Heineken hangover robs Leinster and Munster of intensity needed for Pro 12 contests
Alan Quinlan believes players let what had happened the previous week interfere with preparations
Leone Nakarawa of Glasgow Warriors celebrates as his team beats Munster in Pro12 clash last week. photograph: dan sheridan/inpho
If there was ever any doubt about how important the mental side of sport is, the results of the Irish teams in the Rabo over the weekend put it to bed. Munster were incredibly poor, Leinster weren’t much better, whereas Ulster were really dominant against Connacht. It was obvious the defining factor in each game was attitude and mental preparation.
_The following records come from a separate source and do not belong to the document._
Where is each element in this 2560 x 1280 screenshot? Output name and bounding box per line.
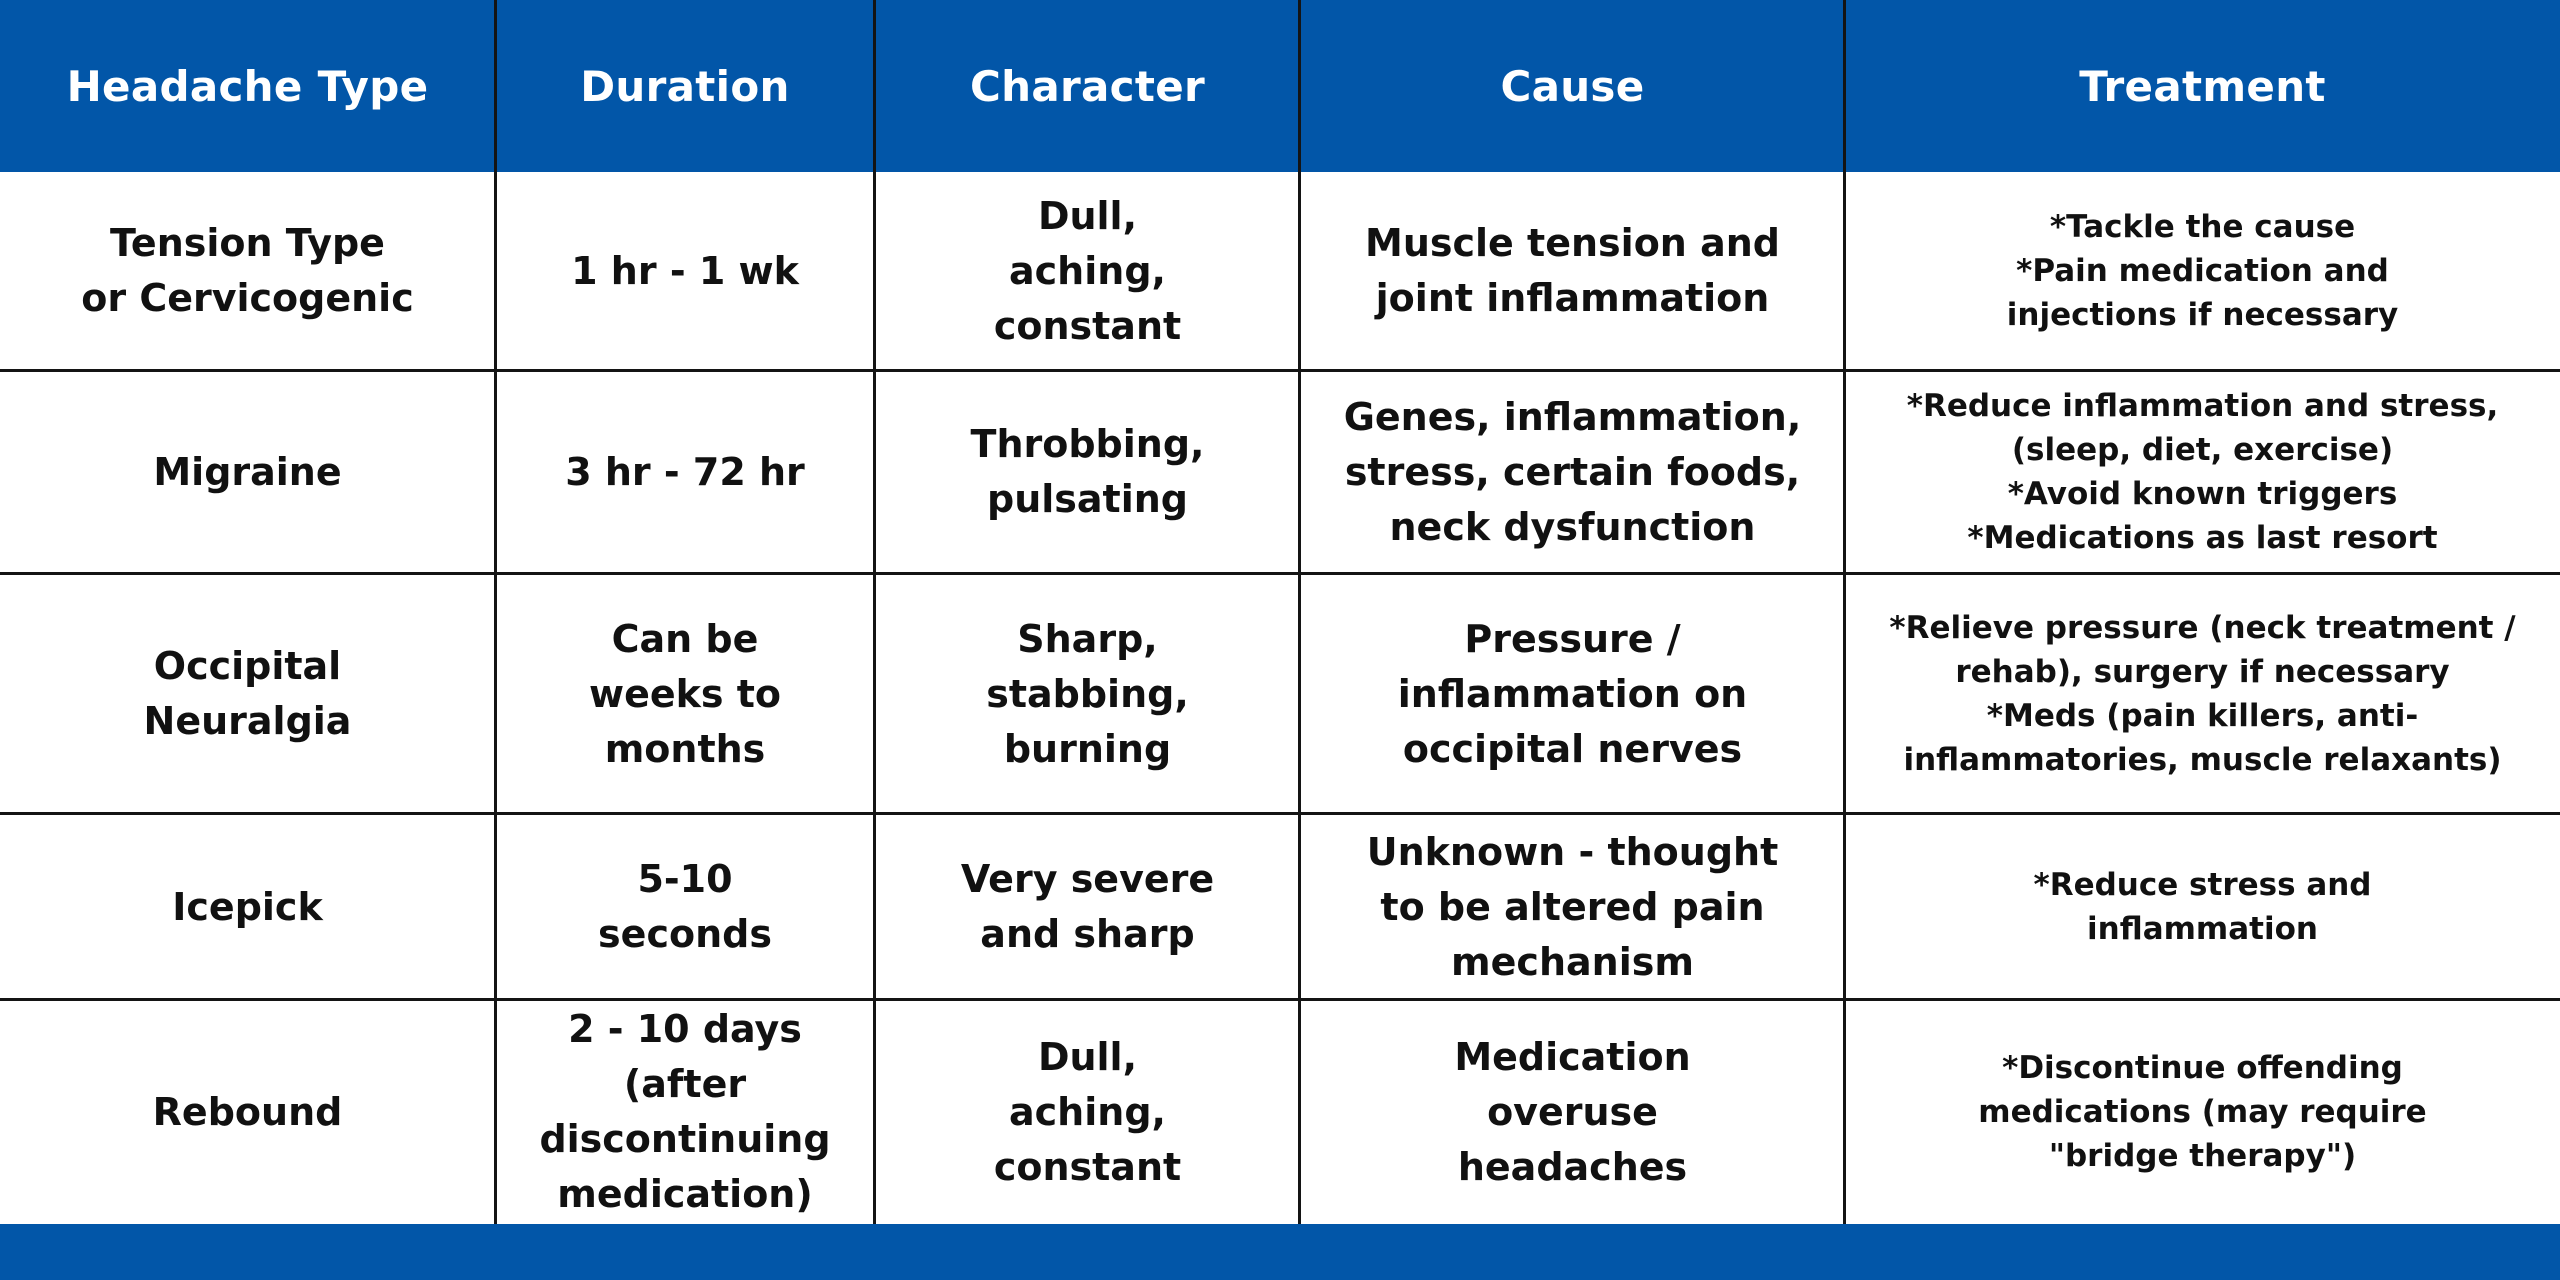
table-cell-duration: 5-10 seconds xyxy=(598,857,772,956)
table-cell-type: Occipital Neuralgia xyxy=(143,644,352,743)
row-divider xyxy=(0,998,2560,1001)
table-cell-character: Dull, aching, constant xyxy=(993,1034,1182,1189)
table-cell-cause: Medication overuse headaches xyxy=(1454,1034,1691,1189)
table-cell-type: Icepick xyxy=(172,884,323,929)
column-divider xyxy=(494,0,497,1224)
header-headache-type: Headache Type xyxy=(66,61,429,111)
table-cell-cause: Pressure / inflammation on occipital ner… xyxy=(1397,616,1748,771)
column-divider xyxy=(1843,0,1846,1224)
table-cell-type: Tension Type or Cervicogenic xyxy=(81,221,414,320)
column-divider xyxy=(873,0,876,1224)
row-divider xyxy=(0,812,2560,815)
column-divider xyxy=(1298,0,1301,1224)
table-cell-cause: Unknown - thought to be altered pain mec… xyxy=(1366,829,1779,984)
table-footer-bar xyxy=(0,1224,2560,1280)
header-cause: Cause xyxy=(1500,61,1645,111)
table-cell-character: Sharp, stabbing, burning xyxy=(986,616,1189,771)
table-cell-treatment: *Discontinue offending medications (may … xyxy=(1978,1050,2427,1174)
table-header-bar xyxy=(0,0,2560,172)
table-cell-treatment: *Relieve pressure (neck treatment / reha… xyxy=(1889,610,2516,778)
table-cell-duration: 2 - 10 days (after discontinuing medicat… xyxy=(539,1007,831,1216)
table-cell-duration: 3 hr - 72 hr xyxy=(565,449,805,494)
table-cell-cause: Genes, inflammation, stress, certain foo… xyxy=(1343,394,1802,549)
table-cell-cause: Muscle tension and joint inflammation xyxy=(1365,221,1780,320)
table-cell-treatment: *Tackle the cause *Pain medication and i… xyxy=(2006,209,2399,333)
header-treatment: Treatment xyxy=(2079,61,2326,111)
row-divider xyxy=(0,369,2560,372)
table-cell-type: Rebound xyxy=(152,1089,343,1134)
table-cell-treatment: *Reduce stress and inflammation xyxy=(2033,867,2372,947)
row-divider xyxy=(0,572,2560,575)
table-cell-character: Throbbing, pulsating xyxy=(970,422,1205,521)
table-cell-duration: Can be weeks to months xyxy=(588,616,782,771)
header-duration: Duration xyxy=(580,61,790,111)
table-cell-treatment: *Reduce inflammation and stress, (sleep,… xyxy=(1906,388,2499,556)
table-cell-type: Migraine xyxy=(153,449,342,494)
header-character: Character xyxy=(970,61,1205,111)
table-cell-character: Very severe and sharp xyxy=(960,857,1215,956)
table-cell-character: Dull, aching, constant xyxy=(993,193,1182,348)
table-cell-duration: 1 hr - 1 wk xyxy=(571,248,799,293)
Going into the weekend, I would have expected Munster and Leinster to win their games, to grab what’s left in the season by the scruff of the neck. The flipside is that I felt Ulster might struggle against Connacht, given they were missing so many frontline guys and that they were bound to be hurting after going out of the Heineken in such controversial circumstances the week before. But to their credit they turned up and did their job.
You can’t say the same for the other two. I covered the Leinster game against the Ospreys for RTÉ and although they made seven changes from the Toulon game, I looked at the teamsheet beforehand and expected them to dominate. Maybe not on the scoreboard but in the physical exchanges.
I thought they would come out and look to make a statement after what had happened in France. This was their chance to say: “Look, this season is not over. We are still in here fighting, we are still Leinster, even if the Heineken Cup is gone for us now.”
And when they got their try just before half-time to go in 13-10 behind, my feeling was that if they wanted to do it, they would do it. That was the sort of game it was. Ospreys had played well in the first half but Leinster had them where they wanted them and if they came out with the right attitude, the game was theirs for the taking.
But what we saw in the second half was a team that lacked the energy and drive to win the match. Bar Cian Healy, who was phenomenal, you couldn’t pick out too many players who did themselves justice when it came to things like workrate, carries and turnovers. There were lots of errors, balls not sticking, the usual telltale signs of a team feeling a bit punch- drunk from the week before.
Munster were no better. Worse, if anything. At least Leinster had the excuse of having to pick themselves off the floor after a defeat. Munster had to be coming into their game against Glasgow on a high. They were coming back to the same stadium six days after a big victory, looking to keep the momentum going.
But just as Leinster looked like they had a hangover from losing, Munster looked a bit lost in the aftermath of having won. After Thomond Park had been absolutely rocking the previous Sunday, now it was eerie and quiet and the players came out with no intensity or energy and they paid the price.
These things can happen at this time of the year. It’s been a long season, you’ve been going at it week-in and week-out since August. The weather is turning and getting that bit warmer so you can see the end of the line coming up ahead. Your body will be sore – sorer than back in August anyway – but the real challenge is getting your head into the right place for each game, no matter how big or small the game is.
The comedown from a massive Heineken Cup game can be tough to handle. You’re going from an environment where the atmosphere has basically carried you along – where you can literally feel the passion of the occasion having a physical effect on your body – to an environment that is so much more quiet and run of the mill.